Spécialement pour les mises en demeure liées à l’exposition des salariés à la Covid-19, l’amendement du 31 décembre 2021 prévoit un dispositif d’amende administrative en l’absence de régularisation de la situation par l’employeur à l’issue du délai fixé.
D’après le texte,
« le montant maximal de l’amende est de 1 000 euros et peut être appliqué autant de fois qu’il y a de travailleurs concernés par le manquement. Le montant total de l’amende ne peut être supérieur à 50 000 euros ».
Dans le contexte sanitaire actuel, il ne fait aucun doute que figure PNE applicable au 3 janvier 2022 figure parmi les "mesures utiles" imposées par le Dreets.
« La règle selon laquelle le "nombre minimal de trois jours de télétravail par semaine, pour les postes qui le permettent" s’entendrait comme les "mesures utiles" que le Dreets mettra en demeure l’employeur de respecter... ».
Dans l’exposé sommaire de l’amendement, le Ministère du travail prévoit que cette amende sera modulée selon le comportement de l’employeur, ses ressources et ses charges, les circonstances ainsi que la gravité du manquement.
II. L’aménagement du régime de recours contre la mise en demeure.
Si l’employeur entend contester une mise en demeure de la Dreets liée à la gestion de la crise sanitaire, l’amendement prévoit que le recours hiérarchique est supprimé.
Selon le Ministère, cette suppression permettrait d’assurer l’efficacité de la mise en demeure.
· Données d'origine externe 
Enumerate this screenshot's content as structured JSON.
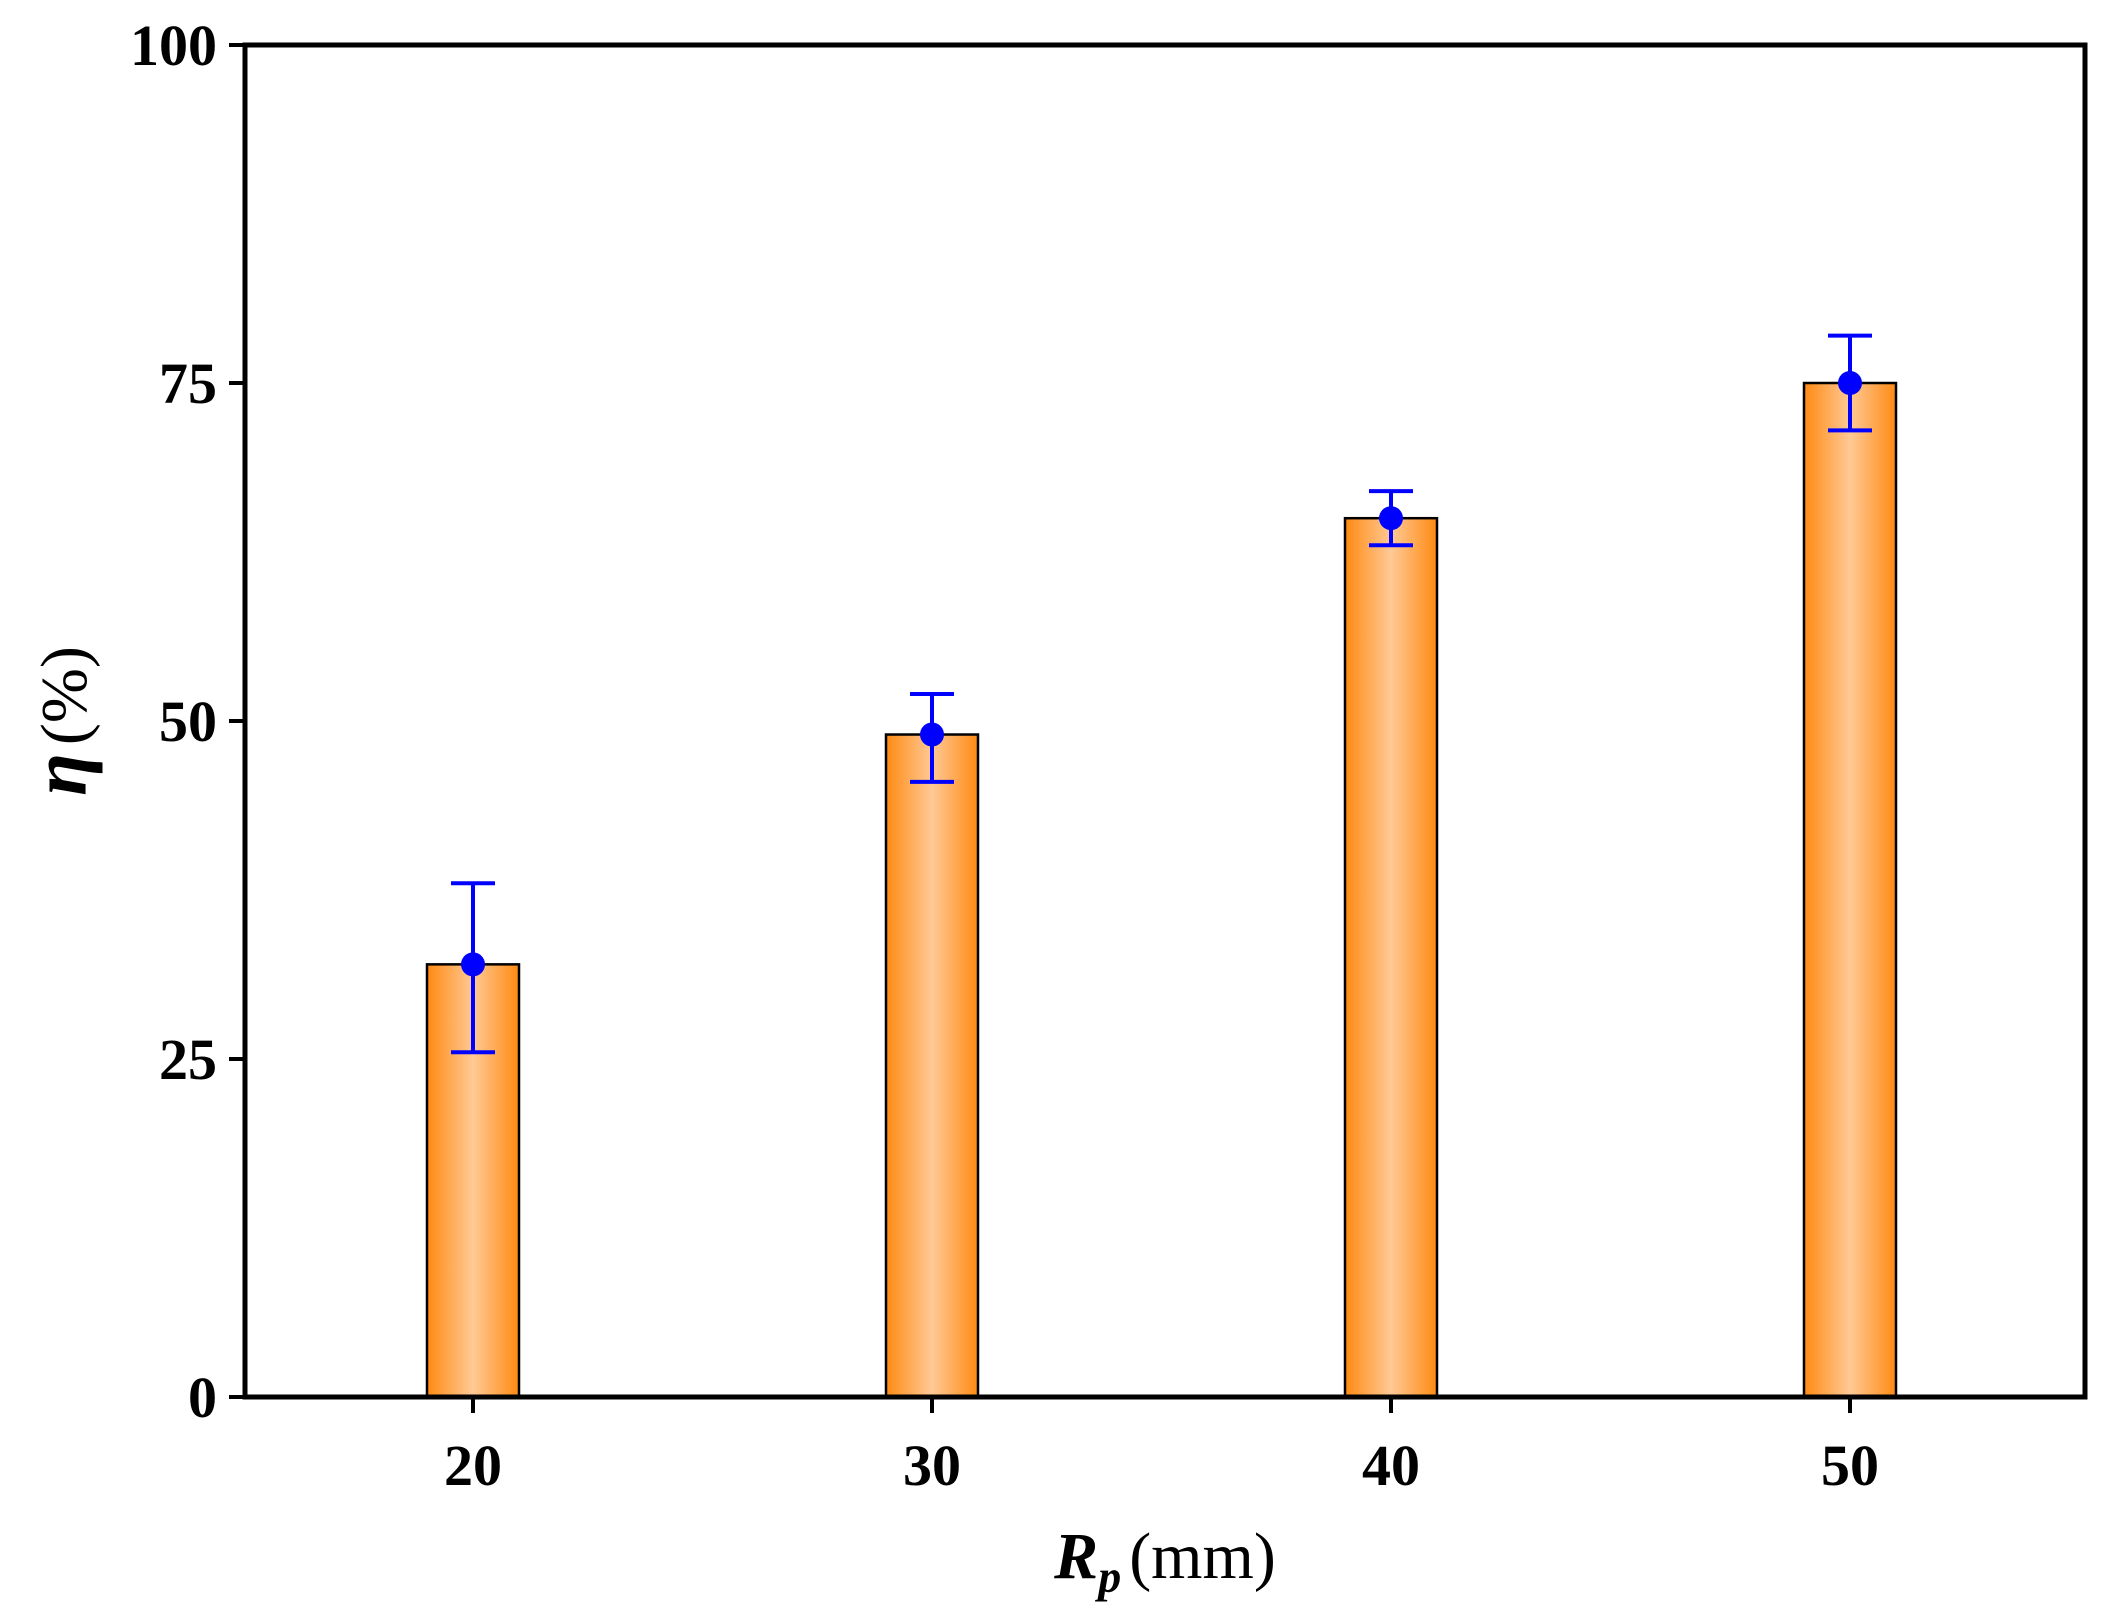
{
  "chart_data": {
    "type": "bar",
    "categories": [
      "20",
      "30",
      "40",
      "50"
    ],
    "values": [
      32,
      49,
      65,
      75
    ],
    "errors_upper": [
      6,
      3,
      2,
      3.5
    ],
    "errors_lower": [
      6.5,
      3.5,
      2,
      3.5
    ],
    "ylim": [
      0,
      100
    ],
    "yticks": [
      "0",
      "25",
      "50",
      "75",
      "100"
    ],
    "xlabel": {
      "symbol": "R",
      "subscript": "p",
      "unit": "(mm)"
    },
    "ylabel": {
      "symbol": "η",
      "unit": "(%)"
    },
    "grid": false,
    "colors": {
      "bar_edge": "#ff8a12",
      "bar_center": "#ffc995",
      "bar_outline": "#000000",
      "error": "#0000ff"
    }
  }
}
Ainsi, le juge administratif sera l’acteur privilégié pour arbitrer le bien fondé desdites mises en demeure liées à la gestion de la Covid-19 émises par l’inspection du travail...
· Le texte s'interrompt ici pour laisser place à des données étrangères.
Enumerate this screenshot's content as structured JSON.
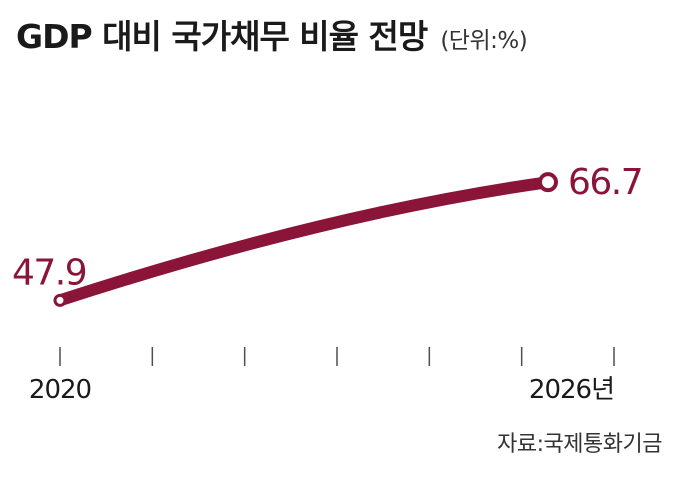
{
  "chart_data": {
    "type": "line",
    "title": "GDP 대비 국가채무 비율 전망",
    "unit": "(단위:%)",
    "x": [
      2020,
      2026
    ],
    "series": [
      {
        "values": [
          47.9,
          66.7
        ]
      }
    ],
    "data_labels": [
      "47.9",
      "66.7"
    ],
    "x_tick_labels": [
      "2020",
      "2026년"
    ],
    "x_tick_count": 7,
    "ylim": [
      40,
      75
    ],
    "grid": false,
    "legend": "none",
    "source": "자료:국제통화기금",
    "colors": {
      "line": "#8a1538",
      "text": "#1a1a1a"
    }
  }
}
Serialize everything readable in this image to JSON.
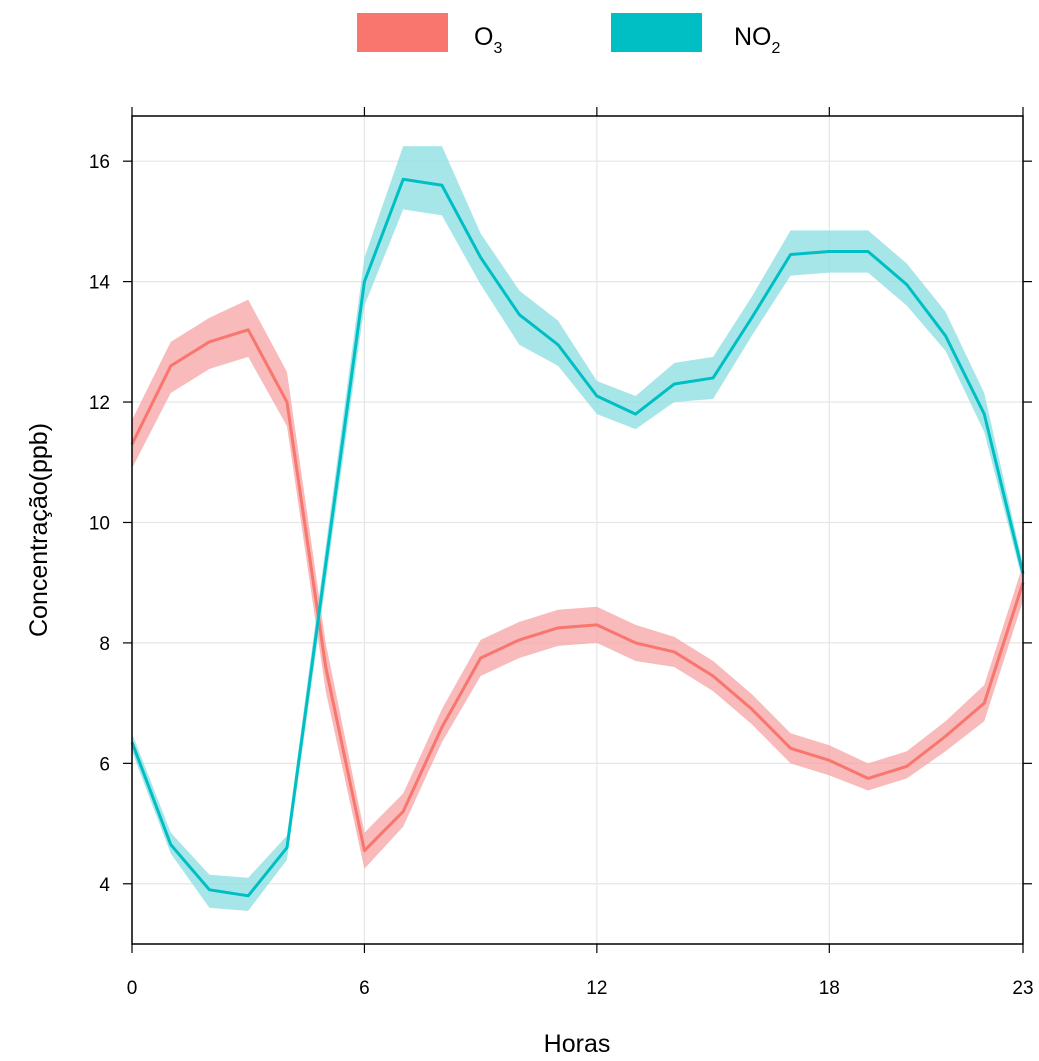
{
  "chart_data": {
    "type": "line",
    "xlabel": "Horas",
    "ylabel": "Concentração(ppb)",
    "xlim": [
      0,
      23
    ],
    "ylim": [
      3,
      16.75
    ],
    "x_ticks": [
      0,
      6,
      12,
      18,
      23
    ],
    "y_ticks": [
      4,
      6,
      8,
      10,
      12,
      14,
      16
    ],
    "grid": true,
    "legend_position": "top",
    "x": [
      0,
      1,
      2,
      3,
      4,
      5,
      6,
      7,
      8,
      9,
      10,
      11,
      12,
      13,
      14,
      15,
      16,
      17,
      18,
      19,
      20,
      21,
      22,
      23
    ],
    "series": [
      {
        "name": "O3",
        "label_base": "O",
        "label_sub": "3",
        "color": "#F8766D",
        "band_color": "#F5A3A3",
        "values": [
          11.3,
          12.6,
          13.0,
          13.2,
          12.0,
          7.6,
          4.55,
          5.2,
          6.6,
          7.75,
          8.05,
          8.25,
          8.3,
          8.0,
          7.85,
          7.45,
          6.9,
          6.25,
          6.05,
          5.75,
          5.95,
          6.45,
          7.0,
          9.0
        ],
        "lower": [
          10.9,
          12.15,
          12.55,
          12.75,
          11.6,
          7.2,
          4.25,
          4.95,
          6.35,
          7.45,
          7.75,
          7.95,
          8.0,
          7.7,
          7.6,
          7.2,
          6.65,
          6.0,
          5.8,
          5.55,
          5.75,
          6.2,
          6.7,
          8.7
        ],
        "upper": [
          11.7,
          13.0,
          13.4,
          13.7,
          12.5,
          8.0,
          4.85,
          5.5,
          6.9,
          8.05,
          8.35,
          8.55,
          8.6,
          8.3,
          8.1,
          7.7,
          7.15,
          6.5,
          6.3,
          6.0,
          6.2,
          6.7,
          7.3,
          9.3
        ]
      },
      {
        "name": "NO2",
        "label_base": "NO",
        "label_sub": "2",
        "color": "#00BFC4",
        "band_color": "#8ADDE0",
        "values": [
          6.35,
          4.65,
          3.9,
          3.8,
          4.6,
          9.3,
          14.0,
          15.7,
          15.6,
          14.4,
          13.45,
          12.95,
          12.1,
          11.8,
          12.3,
          12.4,
          13.4,
          14.45,
          14.5,
          14.5,
          13.95,
          13.1,
          11.8,
          9.15
        ],
        "lower": [
          6.2,
          4.5,
          3.6,
          3.55,
          4.4,
          9.0,
          13.6,
          15.2,
          15.1,
          13.95,
          12.95,
          12.6,
          11.8,
          11.55,
          12.0,
          12.05,
          13.1,
          14.1,
          14.15,
          14.15,
          13.6,
          12.85,
          11.5,
          9.0
        ],
        "upper": [
          6.5,
          4.85,
          4.15,
          4.1,
          4.8,
          9.6,
          14.4,
          16.25,
          16.25,
          14.8,
          13.85,
          13.35,
          12.35,
          12.1,
          12.65,
          12.75,
          13.75,
          14.85,
          14.85,
          14.85,
          14.3,
          13.5,
          12.15,
          9.3
        ]
      }
    ]
  }
}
Toutefois, en contrepartie, le texte prévoit la possibilité pour l’employeur d’un recours hiérarchique suspensif mais seulement contre la décision notifiant l’amende administrative.
Le recours est formé par lettre recommandée avec avis de réception devant le ministre chargé du travail dans un délai de 15 jours à compter de la notification.
Le silence gardé pendant plus de deux mois vaut décision d’acception.